Book Critique of MARY, The Church at the Source by Ratzinger and Balthasar
Joseph Cardinal Ratzinger
“ET INCARNATUS EST DE SPIRITU SANCTO EX MARIA VIRGINE”
Introduction
Pages 81-82: The Nicene Creed, like all the great creedal statements of
the ancient Church, is most fundamentally a profession of faith in the
triune God. Its essential content is a Yes to the living God, an avowal
that he is our Lord, from whom our life comes and to whom it returns.
It is a profession of faith in God. But what is the significance of
calling this God a living God? The term is meant to express that he is
not a conclusion of our reasoning, an inference we now propose to
others with the certainty of our knowledge and understanding. If he
were only that, this God would be a human idea, and any attempt to make
personal contact with him might be a hope-filled, expectant groping,
but it could never lead to anything definite. When we speak of the
living God, we mean a God who shows himself to us, who looks out from
eternity into time and establishes a relation with us. We cannot define
him in any way we please. He has “defined” himself, and he thus stands
before us, above us, and among us as our Lord. In manifesting himself,
God shows that he is our Lord, not just our idea. His
self-manifestation is thus rightly at the heart of the Creed. The
confession of God’s history in the heart of man’s history is not a
departure from the simple profession of faith in God; rather, it is its
intrinsic condition. For this reason, the center of all our creeds is a
Yes to Jesus Christ: “By the power of the Holy Spirit he was born of
the Virgin Mary, and became man.” At this article of the Creed we
genuflect, because now heaven, the veil surrounding the hidden God, is
torn open, and the Mystery comes into immediate contact with us. The
distant God becomes our God, becomes Emmanuel – “God with us”. In ever
new ways, the great masters of Church music have reached beyond what
words can express to give this sentence of the Creed a sound through
which the ineffable touches our hearing and our heart. Such composers
are an “exegesis” of the Mystery that penetrates more deeply than all
our rational interpretations. Yet because it was the Word who became
flesh, we must also go on trying to translate this creative, primordial
Word, which was “with God” and “is God”, into our human words, so that
in our words we may hear the Word.
Note: The purpose of Jesus Christ being born was to sacrificially die for the sins of the world.

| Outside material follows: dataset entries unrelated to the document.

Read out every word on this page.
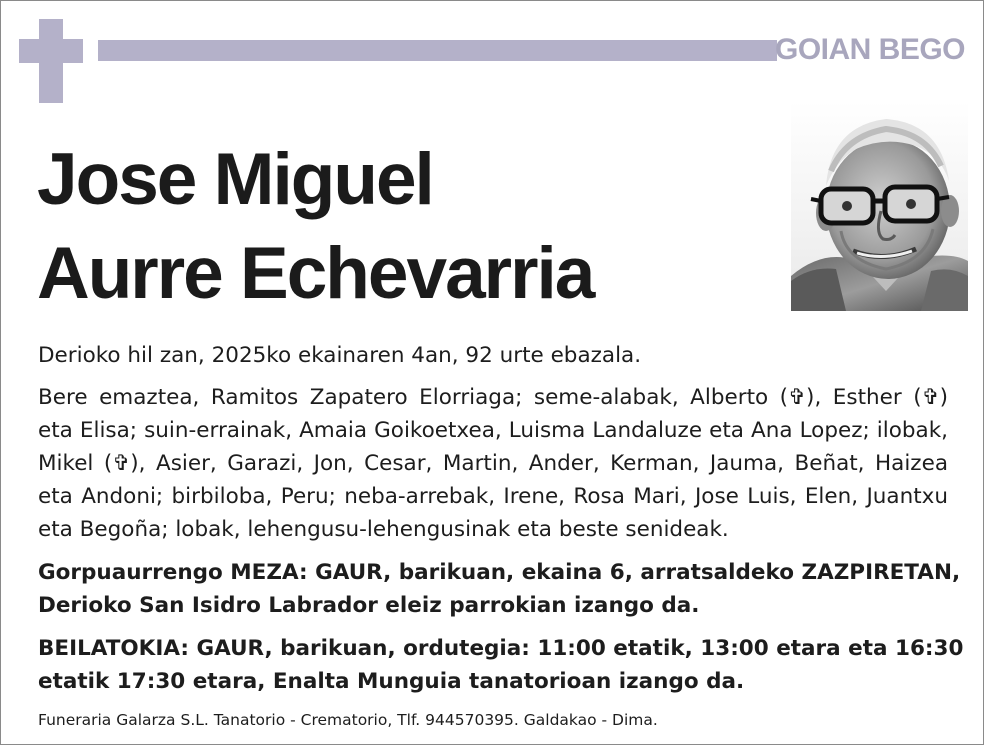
GOIAN BEGO
Jose Miguel
Aurre Echevarria
Derioko hil zan, 2025ko ekainaren 4an, 92 urte ebazala.
Bere emaztea, Ramitos Zapatero Elorriaga; seme-alabak, Alberto (✞), Esther (✞)
eta Elisa; suin-errainak, Amaia Goikoetxea, Luisma Landaluze eta Ana Lopez; ilobak,
Mikel (✞), Asier, Garazi, Jon, Cesar, Martin, Ander, Kerman, Jauma, Beñat, Haizea
eta Andoni; birbiloba, Peru; neba-arrebak, Irene, Rosa Mari, Jose Luis, Elen, Juantxu
eta Begoña; lobak, lehengusu-lehengusinak eta beste senideak.
Gorpuaurrengo MEZA: GAUR, barikuan, ekaina 6, arratsaldeko ZAZPIRETAN,
Derioko San Isidro Labrador eleiz parrokian izango da.
BEILATOKIA: GAUR, barikuan, ordutegia: 11:00 etatik, 13:00 etara eta 16:30
etatik 17:30 etara, Enalta Munguia tanatorioan izango da.
Funeraria Galarza S.L. Tanatorio - Crematorio, Tlf. 944570395. Galdakao - Dima.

Moreover, brethren, I declare to you the gospel which I preached to
you, which also you received and in which you stand, by which also you
are saved, if you hold fast that word which I preached to you—unless
you believed in vain. For I delivered to you first of all that which I
also received: that Christ died for our sins according to the
Scriptures, and that He was buried, and that He rose again the third
day according to the Scriptures, and that He was seen by Cephas, then
by the twelve. 1 Corinthians 15:1-5.
Note: Mary is excluded from the Gospel of Jesus Christ. Do you believe the Christian Gospel?